Dalam kesempatan itu, perwakilan aliansi mahasiswa menyerahkan laporan pengaduan masyarakat bernomor 008/Eks/DPD.GMNI-Jakarta/VI/2026 kepada Jaksa Agung melalui Jaksa Agung Muda Tindak Pidana Khusus (Jampidsus). Laporan tersebut turut dilengkapi dengan sejumlah dokumen dan bukti awal yang menurut mereka perlu ditelaah lebih lanjut oleh Kejaksaan Agung.
Ketua DPD GMNI DKI Jakarta, Deodatus Sunda Se, mengatakan bahwa langkah tersebut merupakan upaya mahasiswa untuk mengawal dugaan penyimpangan penggunaan anggaran negara melalui jalur hukum.
“Kami tidak hanya menyampaikan aspirasi melalui aksi demonstrasi, tetapi juga menyerahkan laporan resmi beserta dokumen pendukung agar dapat ditindaklanjuti sesuai ketentuan hukum yang berlaku,” ujar Deodatus di sela aksi.
Menurut aliansi mahasiswa, laporan tersebut memuat dugaan penyimpangan yang berkaitan dengan pelaksanaan proyek KDMP, termasuk pengelolaan anggaran, mekanisme pengadaan barang dan jasa, serta pelaksanaan proyek di sejumlah daerah.

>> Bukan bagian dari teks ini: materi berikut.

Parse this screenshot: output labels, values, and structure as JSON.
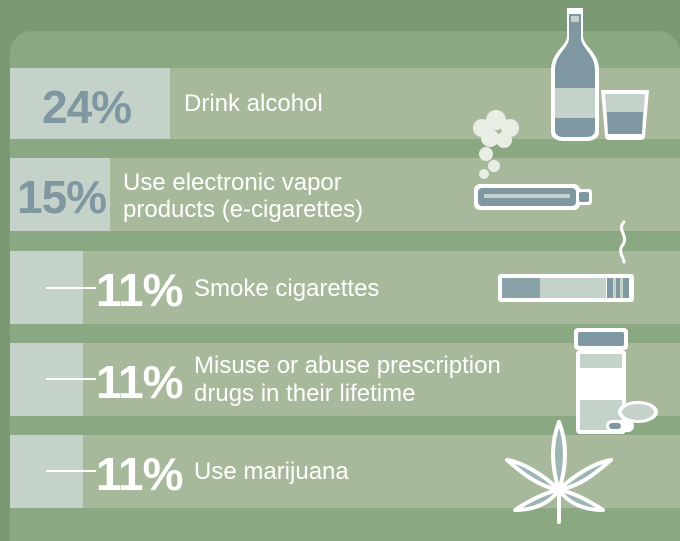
{
  "chart_data": {
    "type": "bar",
    "title": "",
    "categories": [
      "Drink alcohol",
      "Use electronic vapor products (e-cigarettes)",
      "Smoke cigarettes",
      "Misuse or abuse prescription drugs in their lifetime",
      "Use marijuana"
    ],
    "values": [
      24,
      15,
      11,
      11,
      11
    ],
    "unit": "%",
    "rows": [
      {
        "value_label": "24%",
        "label_lines": [
          "Drink alcohol"
        ],
        "icon": "alcohol-bottle-glass-icon"
      },
      {
        "value_label": "15%",
        "label_lines": [
          "Use electronic vapor",
          "products (e-cigarettes)"
        ],
        "icon": "e-cigarette-icon"
      },
      {
        "value_label": "11%",
        "label_lines": [
          "Smoke cigarettes"
        ],
        "icon": "cigarette-icon"
      },
      {
        "value_label": "11%",
        "label_lines": [
          "Misuse or abuse prescription",
          "drugs in their lifetime"
        ],
        "icon": "pill-bottle-icon"
      },
      {
        "value_label": "11%",
        "label_lines": [
          "Use marijuana"
        ],
        "icon": "marijuana-leaf-icon"
      }
    ]
  },
  "colors": {
    "background": "#7b9a73",
    "panel": "#8aa881",
    "row": "#a7b99a",
    "value_box": "#c4d2ca",
    "value_text": "#7f97a0",
    "label_text": "#ffffff"
  }
}
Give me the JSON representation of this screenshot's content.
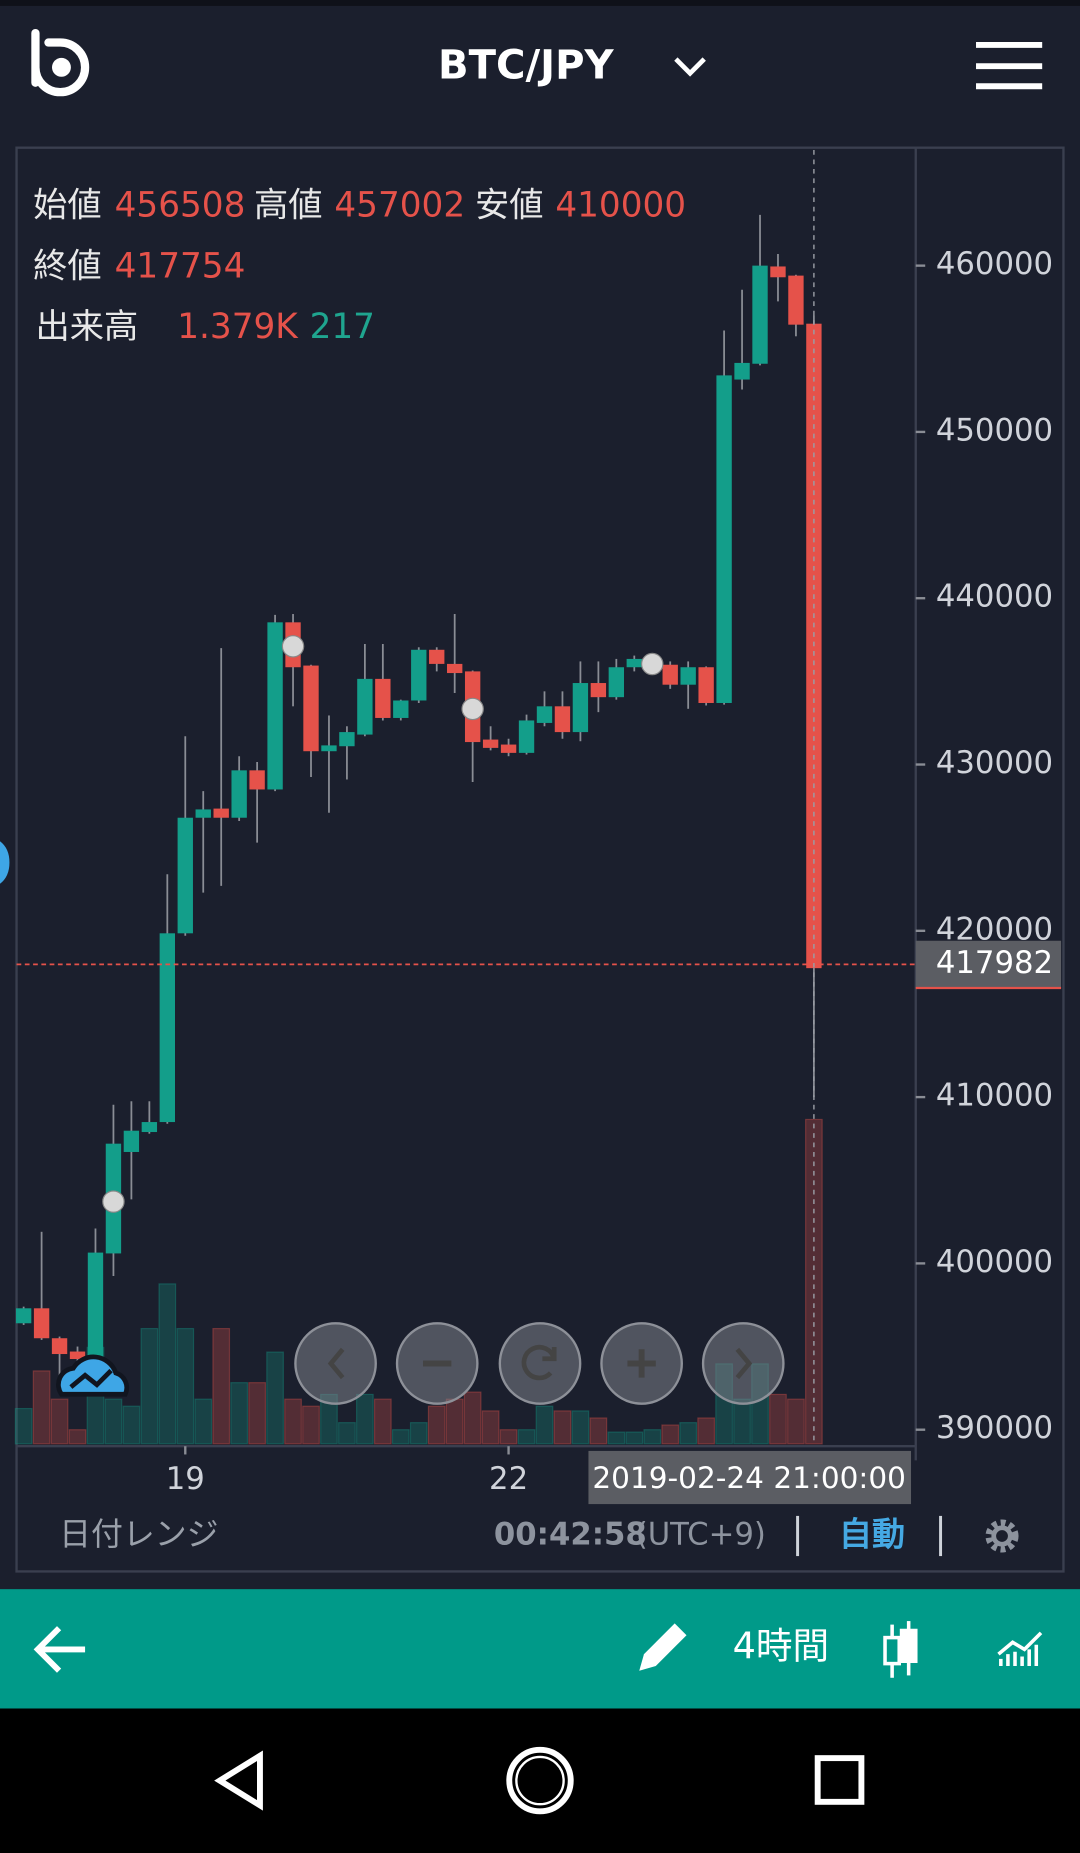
{
  "header": {
    "title": "BTC/JPY"
  },
  "info": {
    "open_label": "始値",
    "high_label": "高値",
    "low_label": "安値",
    "close_label": "終値",
    "volume_label": "出来高"
  },
  "footer": {
    "range_label": "日付レンジ",
    "countdown": "00:42:58",
    "timezone": "(UTC+9)",
    "scale_mode": "自動"
  },
  "toolbar": {
    "interval": "4時間"
  },
  "chart_data": {
    "type": "candlestick",
    "categories": [
      null,
      null,
      null,
      null,
      null,
      null,
      null,
      null,
      null,
      "19",
      null,
      null,
      null,
      null,
      null,
      null,
      null,
      null,
      null,
      null,
      null,
      null,
      null,
      null,
      null,
      null,
      null,
      "22",
      null,
      null,
      null,
      null,
      null,
      null,
      null,
      null,
      null,
      null,
      null,
      null,
      null,
      null,
      null,
      null,
      null
    ],
    "open": [
      396400,
      397300,
      395500,
      394700,
      394250,
      400600,
      406700,
      407900,
      408500,
      419850,
      426800,
      427350,
      426800,
      429650,
      428500,
      438550,
      435950,
      430800,
      431100,
      431800,
      435150,
      432800,
      433850,
      436900,
      436050,
      435600,
      431500,
      431200,
      430700,
      432500,
      433500,
      431950,
      434900,
      434050,
      435850,
      435900,
      436000,
      434800,
      435850,
      433700,
      453150,
      454100,
      459950,
      459400,
      456508
    ],
    "high": [
      397400,
      401900,
      395600,
      395000,
      402100,
      409540,
      409750,
      409750,
      423400,
      431700,
      428400,
      437000,
      430500,
      430150,
      439000,
      439050,
      436000,
      432950,
      432300,
      437250,
      437250,
      433900,
      437050,
      437050,
      439050,
      435650,
      432300,
      431550,
      433000,
      434400,
      434400,
      436200,
      436200,
      436350,
      436550,
      436550,
      436200,
      436200,
      435900,
      456100,
      458550,
      463050,
      460700,
      459450,
      457002
    ],
    "low": [
      396300,
      395400,
      393200,
      392800,
      393500,
      399240,
      403850,
      407800,
      408400,
      419700,
      422300,
      422700,
      426600,
      425300,
      428400,
      433500,
      429250,
      427100,
      429100,
      431700,
      432650,
      432650,
      433700,
      435600,
      434300,
      428950,
      430850,
      430500,
      430600,
      432300,
      431550,
      431400,
      433150,
      433900,
      435600,
      435700,
      434550,
      433350,
      433550,
      433600,
      452550,
      454000,
      457850,
      455750,
      410000
    ],
    "close": [
      397300,
      395500,
      394550,
      394250,
      400650,
      407200,
      407980,
      408500,
      419850,
      426800,
      427300,
      426800,
      429650,
      428500,
      438550,
      435850,
      430800,
      431150,
      431950,
      435150,
      432800,
      433850,
      436900,
      436050,
      435500,
      431350,
      431000,
      430700,
      432650,
      433500,
      431950,
      434900,
      434050,
      435850,
      436350,
      436250,
      434800,
      435850,
      433700,
      453400,
      454150,
      460000,
      459300,
      456450,
      417754
    ],
    "volume": {
      "values": [
        150,
        310,
        190,
        60,
        410,
        190,
        160,
        490,
        680,
        490,
        190,
        490,
        260,
        260,
        390,
        190,
        160,
        210,
        90,
        210,
        190,
        60,
        90,
        160,
        190,
        220,
        140,
        60,
        60,
        160,
        140,
        140,
        110,
        50,
        50,
        60,
        80,
        90,
        110,
        340,
        190,
        340,
        210,
        190,
        1379
      ],
      "value_labels": [
        null,
        null,
        null,
        null,
        null,
        null,
        null,
        null,
        null,
        null,
        null,
        null,
        null,
        null,
        null,
        null,
        null,
        null,
        null,
        null,
        null,
        null,
        null,
        null,
        null,
        null,
        null,
        null,
        null,
        null,
        null,
        null,
        null,
        null,
        null,
        null,
        null,
        null,
        null,
        null,
        null,
        null,
        null,
        null,
        "1.379K"
      ],
      "lim": [
        0,
        5500
      ]
    },
    "volume_ma": 217,
    "current_price": 417982,
    "crosshair_time": "2019-02-24 21:00:00",
    "ylim": [
      389150,
      466950
    ],
    "yticks": [
      390000,
      400000,
      410000,
      420000,
      430000,
      440000,
      450000,
      460000
    ],
    "up_color": "#139e8a",
    "down_color": "#e5524a"
  }
}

Sebagai bahan pendukung laporan, mahasiswa melampirkan sejumlah dokumen dan publikasi yang berasal dari berbagai sumber informasi publik, di antaranya rekaman liputan investigatif, publikasi media massa, serta analisis terkait tata kelola pengadaan dan pelaksanaan program.
Aliansi mahasiswa juga mengungkapkan adanya dugaan ketidaksesuaian antara nilai anggaran yang dialokasikan dan realisasi fisik di lapangan. Selain itu, mereka meminta aparat penegak hukum mendalami proses pengadaan kendaraan operasional yang menjadi bagian dari program tersebut.
Dalam pernyataan sikapnya, aliansi mahasiswa mendesak Kejaksaan Agung untuk segera melakukan telaah dan penyelidikan terhadap laporan yang telah disampaikan. Mereka juga meminta pemeriksaan terhadap pihak-pihak yang dianggap memiliki keterkaitan dengan pelaksanaan program, termasuk unsur pelaksana proyek dan pejabat terkait.
Selain itu, mahasiswa meminta adanya keterbukaan informasi mengenai perkembangan penanganan laporan sesuai mekanisme yang diatur dalam peraturan perundang-undangan.
Aliansi mahasiswa menyatakan akan terus mengawal proses hukum yang berjalan dan berharap aparat penegak hukum dapat bekerja secara profesional, independen, dan transparan dalam menindaklanjuti laporan tersebut.
Laporan tersebut juga ditembuskan kepada sejumlah lembaga negara, antara lain Komisi Pemberantasan Korupsi (KPK), Badan Pemeriksa Keuangan (BPK), Ombudsman Republik Indonesia, Komisi III DPR RI, serta unsur pengawasan internal di lingkungan Kejaksaan Agung.